Once in their new home, they discover the local train station, where they start hanging about a bit. It is an unmanned station with just a speaking ticket machine (voiced by Bernard Cribbins) which says dryly amusing Yorkshire homilies like “Will you be paying by card or cash?” By day the station is a dumping ground for overweight people and community care types; by night it is home to gangs of drunks and hoodies. P-J falls in with the wrong crowd, attempts to steal a urinal to burn on the fire at home, is arrested and given an ASBO banning him from appearing in the rest of the film.

Several whizzo adventures then befall Roberta and Phyllis.

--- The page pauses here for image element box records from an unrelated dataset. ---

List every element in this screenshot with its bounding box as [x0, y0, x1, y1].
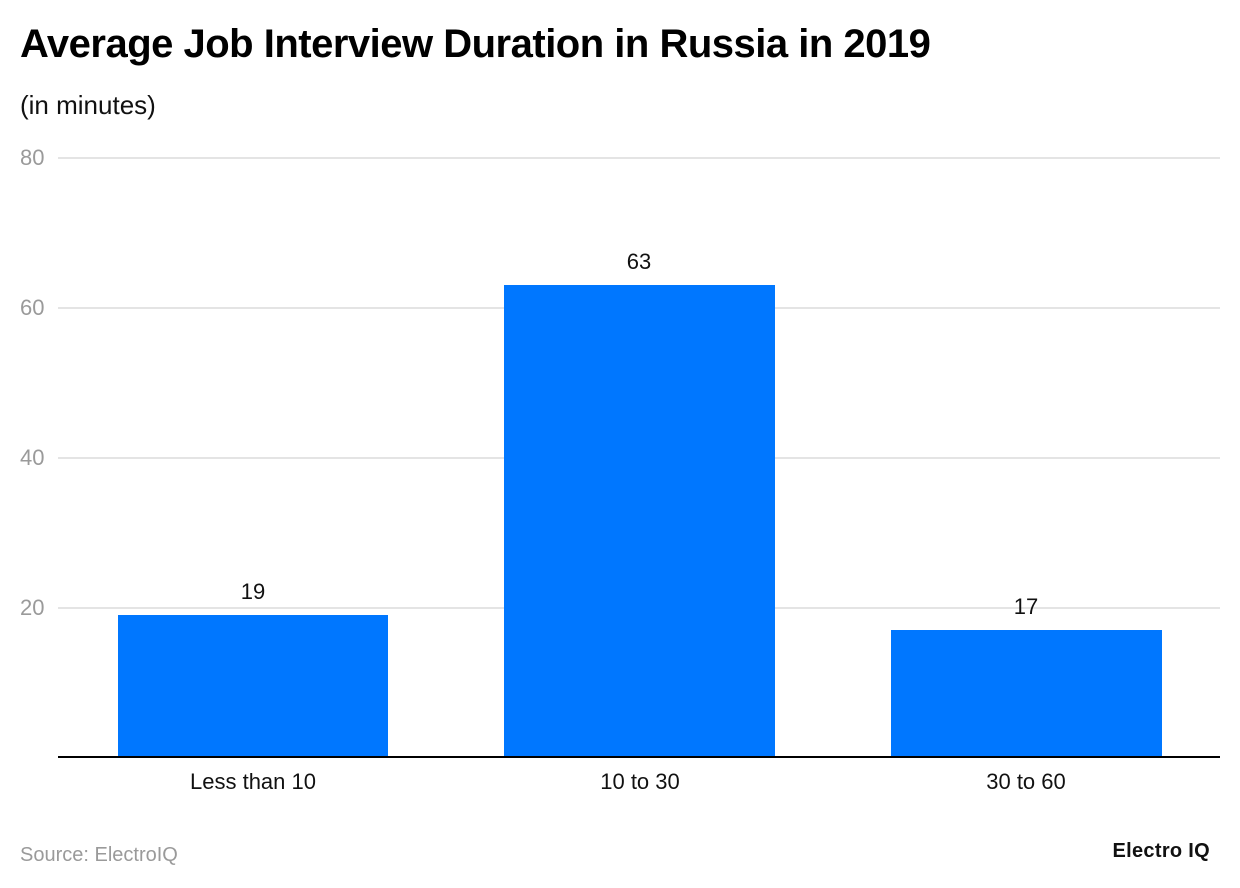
source-note: Source: ElectroIQ	[20, 844, 178, 866]
bar-30-to-60	[891, 630, 1162, 757]
y-tick-label: 20	[20, 595, 45, 620]
chart-title: Average Job Interview Duration in Russia…	[20, 22, 931, 66]
x-tick-label: 30 to 60	[986, 769, 1066, 794]
bar-10-to-30	[504, 285, 775, 757]
x-tick-label: 10 to 30	[600, 769, 680, 794]
y-tick-label: 80	[20, 145, 45, 170]
data-label: 17	[1013, 594, 1039, 619]
data-label: 63	[626, 249, 652, 274]
y-tick-label: 60	[20, 295, 45, 320]
data-label: 19	[240, 579, 266, 604]
gridline-80	[58, 157, 1220, 159]
chart-subtitle: (in minutes)	[20, 90, 156, 120]
y-tick-label: 40	[20, 445, 45, 470]
x-axis-line	[58, 756, 1220, 758]
x-tick-label: Less than 10	[190, 769, 316, 794]
brand-logo: Electro IQ	[1112, 840, 1210, 862]
bar-less-than-10	[118, 615, 388, 757]
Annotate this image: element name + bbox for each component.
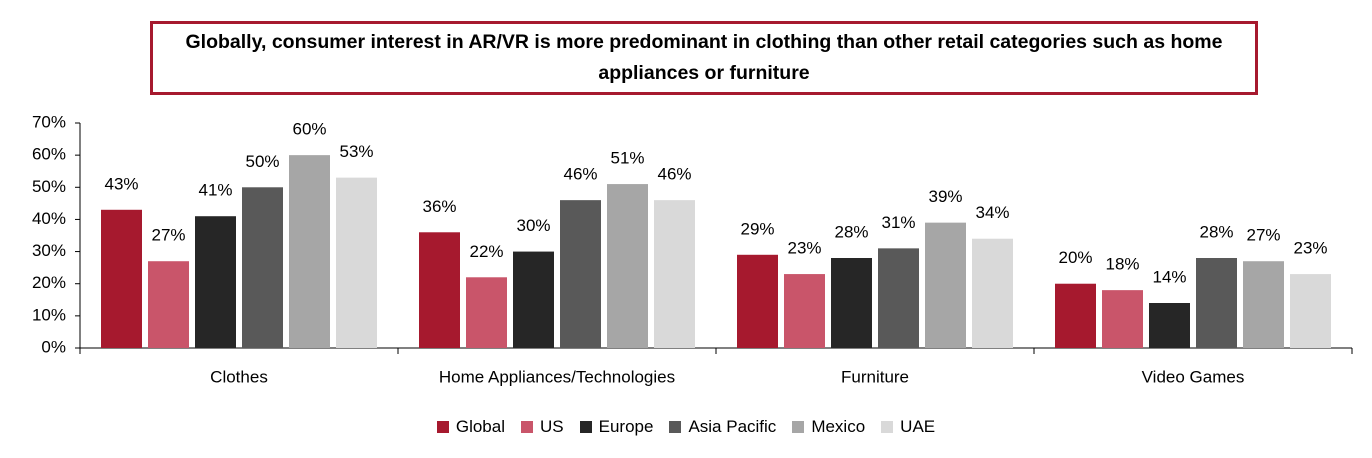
bar bbox=[1290, 274, 1331, 348]
value-label: 28% bbox=[1199, 222, 1233, 241]
value-label: 28% bbox=[834, 222, 868, 241]
legend-label: UAE bbox=[900, 417, 936, 436]
legend-swatch bbox=[579, 421, 592, 433]
bar bbox=[1196, 258, 1237, 348]
value-label: 20% bbox=[1058, 248, 1092, 267]
legend-label: US bbox=[539, 417, 564, 436]
value-label: 23% bbox=[1293, 239, 1327, 258]
legend-swatch bbox=[792, 421, 805, 433]
bar bbox=[784, 274, 825, 348]
legend-swatch bbox=[669, 421, 682, 433]
value-label: 30% bbox=[516, 216, 550, 235]
bar bbox=[336, 177, 377, 348]
bar bbox=[466, 277, 507, 348]
chart-title: Globally, consumer interest in AR/VR is … bbox=[150, 21, 1258, 95]
bar bbox=[195, 216, 236, 348]
value-label: 60% bbox=[292, 120, 326, 139]
x-tick-label: Video Games bbox=[1142, 367, 1245, 386]
value-label: 51% bbox=[610, 149, 644, 168]
x-tick-label: Home Appliances/Technologies bbox=[439, 367, 675, 386]
value-label: 27% bbox=[1246, 226, 1280, 245]
bar bbox=[654, 200, 695, 348]
y-tick-label: 30% bbox=[32, 241, 66, 260]
bar bbox=[242, 187, 283, 348]
bar bbox=[560, 200, 601, 348]
legend-item: UAE bbox=[881, 417, 935, 437]
value-label: 36% bbox=[422, 197, 456, 216]
bar bbox=[925, 222, 966, 348]
x-tick-label: Furniture bbox=[841, 367, 909, 386]
value-label: 53% bbox=[339, 142, 373, 161]
legend-swatch bbox=[520, 421, 533, 433]
value-label: 31% bbox=[881, 213, 915, 232]
bar bbox=[1102, 290, 1143, 348]
y-tick-label: 20% bbox=[32, 273, 66, 292]
value-label: 18% bbox=[1105, 255, 1139, 274]
legend: Global US Europe Asia Pacific Mexico UAE bbox=[0, 417, 1372, 437]
bar bbox=[607, 184, 648, 348]
bar bbox=[101, 209, 142, 348]
value-label: 23% bbox=[787, 239, 821, 258]
legend-swatch bbox=[881, 421, 894, 433]
legend-item: Global bbox=[436, 417, 505, 437]
value-label: 39% bbox=[928, 187, 962, 206]
bar bbox=[1149, 303, 1190, 348]
legend-label: Global bbox=[455, 417, 505, 436]
value-label: 29% bbox=[740, 219, 774, 238]
value-label: 46% bbox=[657, 165, 691, 184]
bar bbox=[289, 155, 330, 348]
value-label: 22% bbox=[469, 242, 503, 261]
bar bbox=[513, 251, 554, 348]
legend-label: Asia Pacific bbox=[688, 417, 777, 436]
value-label: 50% bbox=[245, 152, 279, 171]
value-label: 27% bbox=[151, 226, 185, 245]
legend-item: US bbox=[520, 417, 564, 437]
y-tick-label: 60% bbox=[32, 145, 66, 164]
legend-item: Mexico bbox=[792, 417, 865, 437]
y-tick-label: 10% bbox=[32, 305, 66, 324]
bar bbox=[831, 258, 872, 348]
bar bbox=[148, 261, 189, 348]
bar bbox=[737, 254, 778, 348]
y-tick-label: 70% bbox=[32, 112, 66, 131]
value-label: 14% bbox=[1152, 267, 1186, 286]
bar bbox=[972, 238, 1013, 348]
legend-item: Europe bbox=[579, 417, 654, 437]
legend-label: Europe bbox=[598, 417, 654, 436]
legend-item: Asia Pacific bbox=[669, 417, 776, 437]
bar bbox=[1055, 283, 1096, 348]
bar bbox=[1243, 261, 1284, 348]
bar bbox=[419, 232, 460, 348]
value-label: 46% bbox=[563, 165, 597, 184]
value-label: 41% bbox=[198, 181, 232, 200]
legend-label: Mexico bbox=[811, 417, 866, 436]
bar bbox=[878, 248, 919, 348]
value-label: 43% bbox=[104, 174, 138, 193]
legend-swatch bbox=[436, 421, 449, 433]
y-tick-label: 50% bbox=[32, 177, 66, 196]
y-tick-label: 0% bbox=[41, 337, 66, 356]
value-label: 34% bbox=[975, 203, 1009, 222]
x-tick-label: Clothes bbox=[210, 367, 268, 386]
y-tick-label: 40% bbox=[32, 209, 66, 228]
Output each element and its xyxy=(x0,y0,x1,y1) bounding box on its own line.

They save a boy on a school paper chase who gets stuck in a tunnel and is the cause of all peak hour services being delayed for two hours. Ye Olde Yorkshire Train Operating Company then issues a statement blaming Network Rail for late running. (Geddit?)

They witness a freak landslide which sends a tree and some earth crashing onto the track. Although the two girls are able to stop the approaching train by pretending to be school children trespassing on the rails, the track is shut for a month and commuters have to travel via donkey.

Next, a sickly foreign gentleman is found collapsed at the station. Roberta and Phyllis phone the border police and have him arrested as an illegal immigrant.

Finally, the emotional climax of the film: the Old Gentleman tells Roberta to be at the station to meet a particular train. What Roberta does not realize is that her father has been released from jail due to overcrowding and is travelling to join his family. However, things go awry. Unable to afford the extortionate fare, he travels without a ticket and is thrown off the train by revenue protection officers. When he is finally able to raise the necessary money by selling a kidney, the train fails to stop at his station due to signaling problems and strands him in Bristol where he dies after eating a mini Melton Mowbray pork pie from the station café.

In her anguish at the news of his death, Roberta loses the will to live so becomes a customer host on First Great Western. She ends the film sobbing over the tannoy as she announces happy hour prices in the buffet, then takes her own life by choking on a breakfast bap. The End.

Wow! Sounds like a classic to me, boys and girls. Popcorn anyone?

Tuesday, 15 July 2008

A quick update


Here's a handy aide memoire on a number of issues I'm keeping track of at the moment:

1. It's mid-July and still no new car park ticket machines at Chippenham, a full seven months after the signs went up to say we were going to have them. What on earth are they doing?

2. Still no picture of melodiously named Sheridan Flavin, FGW's HR director, on the Meet our Executive Team page of the FGW website. Why? I suspect she's a bit of a looker and am keen to find out. Does anyone have a pic of Ms Flavin or can you direct me towards one? First Great Western commuters have a right to know.

On that note, I'm considering holding a 'Who is the most unfortunate-looking member of the First Great Western executive team?' poll. My nomination will depend on finding out whether James Burt's picture has been squeezed or he really looks like that!(See picture above.)

3. The first class upgrade offer ended 6 July but I barely noticed this time, so stringent had the conditions been. I think I only managed to get an upgrade about three times. Hardly worth bothering with.